No new trial for British businessman convicted of 1986 Miami murders

Krishna Maharaj
Krishna Maharaj Department of Corrections

Krishna Maharaj, the one-time British millionaire businessman convicted of a bloody double murder in Miami in 1986, failed in his bid to convince a judge that the Colombian drug cartel was to blame.

A Miami-Dade judge on Friday denied a request for a new trial from Maharaj, whose claims of innocence have been championed for years by British politicians and media.

In court Friday, Maharaj’s wife and legal team sat quietly in disbelief. In a back row, Shaula-Ann Nagel, 57, the daughter of one murder victim, cried tears of relief, resting her head on the shoulder of the case’s original detective, John Buhrmaster.

“I definitely believe in our judicial system,” Nagel said afterward. “The judge saw the truth. He looked at everything that was presented and the truth speaks for itself.”

The decision Friday may have been the final shot at a reprieve for Maharaj. Now 75, Maharaj is in ailing health as he serves a life sentence for the 1986 murders of ex-business partner Derrick Moo Young and his son, Duane.

His defense attorneys plan to appeal. “The conclusion he reached is simply disappointing,” said Miami lawyer Ben Kuehne.

Jurors in 1987 heard that Maharaj — locked in a bitter business dispute with Derrick Moo Young — lured the men to a room inside the downtown Dupont Plaza Hotel before gunning them down.

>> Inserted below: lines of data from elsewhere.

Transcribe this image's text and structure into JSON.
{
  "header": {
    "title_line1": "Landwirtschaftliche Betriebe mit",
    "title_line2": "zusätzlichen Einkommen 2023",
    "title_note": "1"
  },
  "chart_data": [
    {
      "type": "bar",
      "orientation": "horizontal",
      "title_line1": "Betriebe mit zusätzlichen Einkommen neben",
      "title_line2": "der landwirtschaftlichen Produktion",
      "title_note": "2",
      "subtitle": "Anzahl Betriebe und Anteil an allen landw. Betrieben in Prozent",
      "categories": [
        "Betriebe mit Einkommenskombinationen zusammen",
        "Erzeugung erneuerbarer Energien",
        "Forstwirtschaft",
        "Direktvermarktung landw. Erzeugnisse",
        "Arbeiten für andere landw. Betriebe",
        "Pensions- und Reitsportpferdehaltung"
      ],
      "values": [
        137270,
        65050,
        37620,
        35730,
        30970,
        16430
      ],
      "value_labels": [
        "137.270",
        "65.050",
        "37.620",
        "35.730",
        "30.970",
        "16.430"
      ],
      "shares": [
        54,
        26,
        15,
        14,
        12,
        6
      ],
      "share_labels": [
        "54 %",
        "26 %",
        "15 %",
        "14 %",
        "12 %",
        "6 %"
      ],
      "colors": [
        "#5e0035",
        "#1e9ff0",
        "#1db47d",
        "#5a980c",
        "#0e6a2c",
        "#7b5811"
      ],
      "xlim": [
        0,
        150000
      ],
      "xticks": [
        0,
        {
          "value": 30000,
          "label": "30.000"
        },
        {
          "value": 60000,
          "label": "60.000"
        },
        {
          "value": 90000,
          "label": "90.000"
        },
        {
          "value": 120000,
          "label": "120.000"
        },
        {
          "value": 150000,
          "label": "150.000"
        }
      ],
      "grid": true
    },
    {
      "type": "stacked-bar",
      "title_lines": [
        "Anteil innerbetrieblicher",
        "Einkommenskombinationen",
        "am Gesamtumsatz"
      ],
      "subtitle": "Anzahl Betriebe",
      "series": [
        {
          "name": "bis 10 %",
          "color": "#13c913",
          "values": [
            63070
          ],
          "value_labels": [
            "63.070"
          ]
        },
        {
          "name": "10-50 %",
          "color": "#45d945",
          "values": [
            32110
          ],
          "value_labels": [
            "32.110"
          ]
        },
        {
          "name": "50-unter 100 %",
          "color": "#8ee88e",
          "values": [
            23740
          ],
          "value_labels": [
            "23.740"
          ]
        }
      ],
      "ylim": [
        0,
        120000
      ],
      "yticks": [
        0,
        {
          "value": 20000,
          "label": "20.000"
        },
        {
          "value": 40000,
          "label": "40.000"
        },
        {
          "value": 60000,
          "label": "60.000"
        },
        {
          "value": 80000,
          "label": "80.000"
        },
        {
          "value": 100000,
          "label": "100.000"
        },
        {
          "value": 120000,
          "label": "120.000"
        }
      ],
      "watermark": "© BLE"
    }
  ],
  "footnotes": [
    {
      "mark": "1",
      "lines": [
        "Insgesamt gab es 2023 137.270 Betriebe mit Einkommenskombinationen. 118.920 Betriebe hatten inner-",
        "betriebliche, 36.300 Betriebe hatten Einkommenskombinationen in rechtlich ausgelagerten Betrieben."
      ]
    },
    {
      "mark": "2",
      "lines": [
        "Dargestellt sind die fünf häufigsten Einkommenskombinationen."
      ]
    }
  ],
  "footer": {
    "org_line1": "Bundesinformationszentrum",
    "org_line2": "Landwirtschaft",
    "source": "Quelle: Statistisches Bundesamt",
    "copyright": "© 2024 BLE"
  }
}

Maharaj was originally sentenced to die by execution. The sentence was later overturned, and Maharaj was given life.

Higher courts including the Florida Supreme Court have consistently upheld his conviction, although Miami-Dade Circuit Judge William Thomas last year allowed him a hearing to explore the claims.

Leading the charge were Kuehne and British attorney Clive Stafford Smith, who wrote a book about his longtime representation of Maharaj, who once won fame in England for his ownership of champion race horses.

His case was featured frequently in British documentaries and, most recently, on CNN.

The judge’s decision came after a four-day hearing in November — during which Moo Young’s widow, Jeannette Moo Young, died of cancer while in the hospital.

During the hearing, lawyers tried to convince a judge that now-dead Colombian cartel leader Pablo Escobar ordered the murders in a complicated plan aided by crooked Miami police.

The hearing featured a host of colorful characters from 1980s South Florida, including a former Escobar pilot who testified that the kingpin had ordered “los chinos” — or the Chinese men — killed because they had been stealing drug money from him. Another former cartel associate, a jet-setting fashion photographer named Baruch Vega, testified similarly.

Both men had previously acted as U.S. government informants.

But Judge Thomas, in a 13-page order, pointed out that much of their testimony was rife with hearsay that could legally never be admitted before a jury. And neither men could positively identify the Moo Youngs as the supposed targets of Escobar’s wrath.

Ex-Miami police officer, Michael Flynn, also went to bat for Maharaj. His allegation: a now-dead Miami officer, Pete Romero, once suggested to him that Maharaj was framed.

But Flynn — who is in prison for kidnapping — was “totally unreliable,” the judge said. And the affidavits he signed, which were prepared by Maharaj’s legal team, were replete with factual errors, Thomas said.

“The claim that corrupt police officers framed Mr. Maharaj is preposterous,” the judge wrote.

Prosecutors insisted Maharaj's defense theory was far-fetched fantasy. In the 1980s, the cartel murdered enemies brazenly, never needing to frame their victims.

Thomas agreed, pointing out the “ample evidence” that Maharaj was guilty.

He pointed out that at Maharaj's trial, jurors heard that his fingerprints were found all over the hotel, including on a “Do Not Disturb” sign, two newspapers and an empty soda can.

Hotel employees also testified that Maharaj was the one who rented the suite. And perhaps most damning of all: the testimony of Neville Butler, an associate who saw and described the killings in detail.

Witnesses also told jurors that Maharaj, at a Denny's diner after the homicides, tried to get them to concoct an alibi.

“If anyone sits down and really reads the record, they know the judge came to the right decision and that Mr. Maharaj is guilty of these two horrific murders,” Miami-Dade prosecutor Penny Brill told reporters after the hearing.